The 7 Scariest Big Purchases People Make

By Brittany Lyte on 22 September 2014 0 comments

Big ticket purchases are prone to freak us out. The stakes are higher. And when we do make a mistake, like signing a lease to rent an apartment we can't comfortably afford, psychologists say we're more apt to convince ourselves that we've made the right decision rather than work to find a way out. It's a natural tendency toward self-sabatoge that's difficult to shake.

All this can be avoided, of course, if we do our homework, thoroughly explore our options, and stay alert for the tell-tale signs that we're being bamboozled. Yet even the smartest among us make large-scale investments that end in regret. Studies show 1 in 4 homeowners have buyer's remorse about their current house, for example. (See also: 5 Sure-Fire Signs of an Investment Scam)
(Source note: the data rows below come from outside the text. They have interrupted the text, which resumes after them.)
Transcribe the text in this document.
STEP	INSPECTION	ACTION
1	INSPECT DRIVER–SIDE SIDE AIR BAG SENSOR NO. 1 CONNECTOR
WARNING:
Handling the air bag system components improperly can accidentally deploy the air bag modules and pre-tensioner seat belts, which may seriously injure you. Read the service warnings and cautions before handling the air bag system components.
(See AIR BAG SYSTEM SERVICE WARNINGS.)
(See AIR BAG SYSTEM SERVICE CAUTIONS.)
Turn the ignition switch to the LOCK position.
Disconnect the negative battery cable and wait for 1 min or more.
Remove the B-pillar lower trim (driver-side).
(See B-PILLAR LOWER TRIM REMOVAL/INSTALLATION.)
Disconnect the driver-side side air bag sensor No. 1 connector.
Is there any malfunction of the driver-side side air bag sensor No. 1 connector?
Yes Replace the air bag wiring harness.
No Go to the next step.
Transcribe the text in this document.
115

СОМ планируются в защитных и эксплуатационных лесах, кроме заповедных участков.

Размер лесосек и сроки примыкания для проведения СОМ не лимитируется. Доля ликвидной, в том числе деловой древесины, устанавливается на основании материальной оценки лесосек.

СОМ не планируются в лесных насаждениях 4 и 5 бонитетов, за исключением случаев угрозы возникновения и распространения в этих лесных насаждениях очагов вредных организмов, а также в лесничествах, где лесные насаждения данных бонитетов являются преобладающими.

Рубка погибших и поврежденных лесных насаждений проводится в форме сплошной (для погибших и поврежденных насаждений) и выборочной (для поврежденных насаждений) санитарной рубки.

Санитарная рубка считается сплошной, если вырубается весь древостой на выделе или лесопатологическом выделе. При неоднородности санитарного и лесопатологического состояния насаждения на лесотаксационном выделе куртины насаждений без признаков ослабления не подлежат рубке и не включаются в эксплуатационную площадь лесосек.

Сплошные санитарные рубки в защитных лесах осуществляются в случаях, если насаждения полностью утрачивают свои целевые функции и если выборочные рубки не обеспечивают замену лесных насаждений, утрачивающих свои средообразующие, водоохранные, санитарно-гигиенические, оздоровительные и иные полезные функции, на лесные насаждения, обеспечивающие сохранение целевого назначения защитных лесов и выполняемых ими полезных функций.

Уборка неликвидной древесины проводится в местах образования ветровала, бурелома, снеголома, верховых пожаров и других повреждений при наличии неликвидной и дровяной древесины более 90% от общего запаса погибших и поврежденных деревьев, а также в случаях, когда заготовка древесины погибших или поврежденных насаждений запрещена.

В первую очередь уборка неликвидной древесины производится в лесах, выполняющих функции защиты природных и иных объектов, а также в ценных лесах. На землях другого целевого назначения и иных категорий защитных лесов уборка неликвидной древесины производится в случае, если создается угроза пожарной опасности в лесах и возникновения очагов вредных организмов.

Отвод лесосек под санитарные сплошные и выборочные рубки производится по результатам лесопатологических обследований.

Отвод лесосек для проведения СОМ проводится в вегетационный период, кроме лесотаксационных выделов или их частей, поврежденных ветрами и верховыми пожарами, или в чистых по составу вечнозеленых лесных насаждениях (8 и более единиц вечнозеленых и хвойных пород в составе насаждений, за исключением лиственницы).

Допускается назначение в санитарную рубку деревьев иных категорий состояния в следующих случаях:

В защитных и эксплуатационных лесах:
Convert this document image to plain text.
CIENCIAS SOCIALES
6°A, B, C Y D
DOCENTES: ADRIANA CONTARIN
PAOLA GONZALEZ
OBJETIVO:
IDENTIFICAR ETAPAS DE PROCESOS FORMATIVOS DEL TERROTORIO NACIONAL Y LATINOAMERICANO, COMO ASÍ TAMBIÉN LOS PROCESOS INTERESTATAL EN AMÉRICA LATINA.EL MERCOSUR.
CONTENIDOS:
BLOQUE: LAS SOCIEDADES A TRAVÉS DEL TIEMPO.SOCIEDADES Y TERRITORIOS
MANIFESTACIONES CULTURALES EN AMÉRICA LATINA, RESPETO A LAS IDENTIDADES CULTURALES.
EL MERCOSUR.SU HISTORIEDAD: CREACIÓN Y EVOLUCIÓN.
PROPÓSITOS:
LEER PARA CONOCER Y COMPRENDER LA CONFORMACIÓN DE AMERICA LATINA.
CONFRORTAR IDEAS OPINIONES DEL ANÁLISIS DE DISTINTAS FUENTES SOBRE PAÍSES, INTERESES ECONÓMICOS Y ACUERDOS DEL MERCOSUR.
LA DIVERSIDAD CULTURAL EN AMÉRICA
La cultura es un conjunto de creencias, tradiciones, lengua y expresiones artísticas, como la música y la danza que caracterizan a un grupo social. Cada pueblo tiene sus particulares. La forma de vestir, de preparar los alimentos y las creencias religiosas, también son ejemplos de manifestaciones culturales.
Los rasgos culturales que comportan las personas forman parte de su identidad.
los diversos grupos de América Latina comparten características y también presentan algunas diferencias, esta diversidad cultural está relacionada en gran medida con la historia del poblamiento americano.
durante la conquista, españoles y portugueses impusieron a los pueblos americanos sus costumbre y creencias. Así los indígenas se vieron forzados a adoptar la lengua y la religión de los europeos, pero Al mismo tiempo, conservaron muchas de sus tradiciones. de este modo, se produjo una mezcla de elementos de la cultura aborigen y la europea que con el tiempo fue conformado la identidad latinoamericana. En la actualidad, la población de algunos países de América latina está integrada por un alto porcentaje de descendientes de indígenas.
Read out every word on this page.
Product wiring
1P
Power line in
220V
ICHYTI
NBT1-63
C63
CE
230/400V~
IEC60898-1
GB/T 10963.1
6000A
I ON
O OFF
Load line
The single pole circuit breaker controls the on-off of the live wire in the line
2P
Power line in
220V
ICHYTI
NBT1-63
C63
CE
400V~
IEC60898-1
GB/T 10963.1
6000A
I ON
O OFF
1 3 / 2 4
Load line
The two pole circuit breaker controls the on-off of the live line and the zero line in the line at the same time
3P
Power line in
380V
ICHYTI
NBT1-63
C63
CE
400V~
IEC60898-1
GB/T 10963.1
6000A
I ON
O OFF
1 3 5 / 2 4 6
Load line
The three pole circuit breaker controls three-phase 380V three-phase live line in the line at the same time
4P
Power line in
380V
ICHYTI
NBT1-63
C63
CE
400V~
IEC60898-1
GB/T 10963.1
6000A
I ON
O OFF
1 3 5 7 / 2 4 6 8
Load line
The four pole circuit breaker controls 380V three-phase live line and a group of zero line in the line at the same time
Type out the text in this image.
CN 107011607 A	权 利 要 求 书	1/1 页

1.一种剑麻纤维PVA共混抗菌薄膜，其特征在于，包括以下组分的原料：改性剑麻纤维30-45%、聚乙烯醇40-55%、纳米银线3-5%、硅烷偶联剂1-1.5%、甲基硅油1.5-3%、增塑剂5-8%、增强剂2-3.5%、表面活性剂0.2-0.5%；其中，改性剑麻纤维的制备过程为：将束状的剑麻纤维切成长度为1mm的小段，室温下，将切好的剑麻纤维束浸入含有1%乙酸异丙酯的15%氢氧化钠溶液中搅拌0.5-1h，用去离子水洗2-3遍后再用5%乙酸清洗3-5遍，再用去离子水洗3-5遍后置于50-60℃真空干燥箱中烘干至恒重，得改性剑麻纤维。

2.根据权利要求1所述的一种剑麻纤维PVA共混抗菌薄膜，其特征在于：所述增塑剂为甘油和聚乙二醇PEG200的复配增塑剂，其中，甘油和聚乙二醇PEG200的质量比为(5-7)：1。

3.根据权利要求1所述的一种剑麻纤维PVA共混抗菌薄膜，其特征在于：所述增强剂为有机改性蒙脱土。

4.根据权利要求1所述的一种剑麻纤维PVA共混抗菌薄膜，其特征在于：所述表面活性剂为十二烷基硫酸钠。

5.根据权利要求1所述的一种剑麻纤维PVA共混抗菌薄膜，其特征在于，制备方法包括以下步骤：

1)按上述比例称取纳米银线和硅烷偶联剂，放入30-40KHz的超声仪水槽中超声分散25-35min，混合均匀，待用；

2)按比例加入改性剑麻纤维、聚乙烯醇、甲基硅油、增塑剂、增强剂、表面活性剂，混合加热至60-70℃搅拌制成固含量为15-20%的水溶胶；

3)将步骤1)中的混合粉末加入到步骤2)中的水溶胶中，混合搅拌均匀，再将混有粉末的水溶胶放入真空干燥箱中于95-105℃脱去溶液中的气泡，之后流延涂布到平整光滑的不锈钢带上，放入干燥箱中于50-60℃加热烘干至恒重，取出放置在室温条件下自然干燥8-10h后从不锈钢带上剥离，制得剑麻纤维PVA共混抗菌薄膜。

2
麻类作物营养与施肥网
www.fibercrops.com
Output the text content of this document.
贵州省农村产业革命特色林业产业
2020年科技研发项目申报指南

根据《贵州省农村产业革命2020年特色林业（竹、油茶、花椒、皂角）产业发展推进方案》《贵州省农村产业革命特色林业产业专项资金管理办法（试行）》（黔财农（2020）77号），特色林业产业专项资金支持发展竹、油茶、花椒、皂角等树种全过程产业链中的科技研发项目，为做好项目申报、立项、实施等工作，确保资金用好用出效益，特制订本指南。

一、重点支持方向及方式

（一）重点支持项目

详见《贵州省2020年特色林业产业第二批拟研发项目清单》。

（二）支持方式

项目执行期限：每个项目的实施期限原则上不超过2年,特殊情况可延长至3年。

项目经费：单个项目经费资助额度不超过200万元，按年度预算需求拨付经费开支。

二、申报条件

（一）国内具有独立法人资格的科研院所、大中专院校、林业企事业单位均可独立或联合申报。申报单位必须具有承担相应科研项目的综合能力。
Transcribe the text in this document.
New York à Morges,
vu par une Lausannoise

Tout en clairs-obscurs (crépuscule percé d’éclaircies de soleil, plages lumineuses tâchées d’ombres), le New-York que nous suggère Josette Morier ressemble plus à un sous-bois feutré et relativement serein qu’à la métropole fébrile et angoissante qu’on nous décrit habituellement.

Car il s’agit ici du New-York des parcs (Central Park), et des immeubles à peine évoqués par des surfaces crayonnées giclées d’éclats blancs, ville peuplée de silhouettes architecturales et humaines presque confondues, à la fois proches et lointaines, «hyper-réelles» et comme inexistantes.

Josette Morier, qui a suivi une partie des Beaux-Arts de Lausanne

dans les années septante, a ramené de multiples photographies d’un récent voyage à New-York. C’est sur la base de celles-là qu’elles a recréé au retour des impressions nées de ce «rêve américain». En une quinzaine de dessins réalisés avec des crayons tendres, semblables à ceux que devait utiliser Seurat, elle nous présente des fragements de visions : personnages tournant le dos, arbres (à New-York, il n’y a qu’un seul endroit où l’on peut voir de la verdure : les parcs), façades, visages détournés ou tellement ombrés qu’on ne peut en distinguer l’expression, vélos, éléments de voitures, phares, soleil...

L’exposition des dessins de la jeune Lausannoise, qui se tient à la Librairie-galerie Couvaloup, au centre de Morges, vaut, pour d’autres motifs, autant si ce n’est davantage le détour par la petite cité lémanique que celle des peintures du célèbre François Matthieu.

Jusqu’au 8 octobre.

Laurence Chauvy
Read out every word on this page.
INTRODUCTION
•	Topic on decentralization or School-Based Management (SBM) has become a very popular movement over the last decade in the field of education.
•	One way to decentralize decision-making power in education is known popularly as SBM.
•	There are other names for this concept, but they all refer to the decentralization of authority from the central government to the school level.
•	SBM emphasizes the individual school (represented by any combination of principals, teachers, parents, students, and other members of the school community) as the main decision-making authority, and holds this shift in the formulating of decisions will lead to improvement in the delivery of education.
Read on for our list of the top seven purchasing decisions that are sure to keep you up at night.

1. A House

Shopping for a home is momentous, exhilarating — and downright frightening. A home is the most expensive purchase most of us will ever make and unfortunately it's easier to muck it up than it is to do it right. Exhibit A? The subprime mortgage meltdown. Lest we forget: What the bank says you can afford and what you actually can afford are not necessarily the same thing.

2. A Vacation Home

It's a dream come true, right? Well, yes, it can be — but it can just as easily be the stuff of nightmares. It's easy to be romanced by the mountain views so much so that you neglect to fully inspect the property itself or seriously consider the challenges of living in a seasonal locale once all the tourists have gone home.

"Many people love spending a week each summer at a particular beach," Jeff Haden, author of "The Second Homeowner's Handbook: A Complete Guide for Vacation, Income, Retirement, and Investment" told the New York Times. "But when they buy a home and start to spend several months a year in the area, they realize that traffic is a mess, shopping is limited, and seasonal factors like the influx of students at a nearby college change the feel of the area."

3. A College Education

A college degree is one of the most valuable things you can buy. But if you don't do it right, it can swiftly become one of your biggest regrets. A third of millennials say they would have been better off working than going to college, according to a Wells Fargo study. The reason? They're drowning in debt.

More than half the 1,414 college grads surveyed by Wells Fargo said they afforded their education by taking out hefty student loans that are now the crux of their financial distress. If given the chance to do it again, many said that they'd choose a less expensive school so as to reduce their future debt.

4. A Business Franchise

You get to be your own boss making money off a proven brand. No business plan to write, no venture capital to raise. Sound too good to be true? Well, in some cases, it very well could be. Investing in a franchise is little more bullet proof than investing in a start-up. In either scenario, it's possible you could lose out on your investment — sometimes due to no fault of your own. What if the franchisor goes belly up? It's a possibility. And because franchises are so young, it's difficult to judge the likelihood of such a thing. There's just not much of a track record to go off of.

5. A Boat

From water skiing on the lake to deep sea fishing far out at sea, boating is one of the most enjoyable warm-weather pastimes. But it's a joy that comes with a big price tag, regular repair costs, and a lot of fancy options that can make or break your boat-owning experience. Perhaps the most important thing you need to figure out is how much time you want to invest in caring for your boat. There are lots of neat add-on features — swim platforms, entertainment consoles, removable carpeting — but many of them require work to stay up and running. What you don't pay for in money you pay for in time and maintenance.

6. A Wedding

From the ring to the cake, the average American wedding costs $29,858. That's five figures spent on one day of your life — honeymoon not included. With so many different facets to decide on — flowers, linens, photographers — odds are high that you'll misspend on something. Common blunders include splurging on the venue and skimping on everything else, over-spending on fancy save-the-date mailings, and blowing your fashion budget on the dress and tux before even thinking about the shoes. (See also: How to Attend a Wedding for Cheap (Without Actually Looking Cheap))

7. A Gravesite and Funeral

It costs about $10,000 to bury the dead. Casket, grave liner, and cemetery groundskeeping costs all contribute to the bottom line. But there's so much more than dollars at stake. The location of the grave in comparison to loved ones of the deceased and whether the cemetery meets the requirements of your family's religion are also important. And experts say it's difficult to make these decisions when we're under duress.

"In fact, grief is, in many ways, similar to alcohol inebriation when it comes to decision making," writes Caleb Wilde, a sixth generation licensed funeral home director. "You can't and shouldn't make big decisions when you're grieving."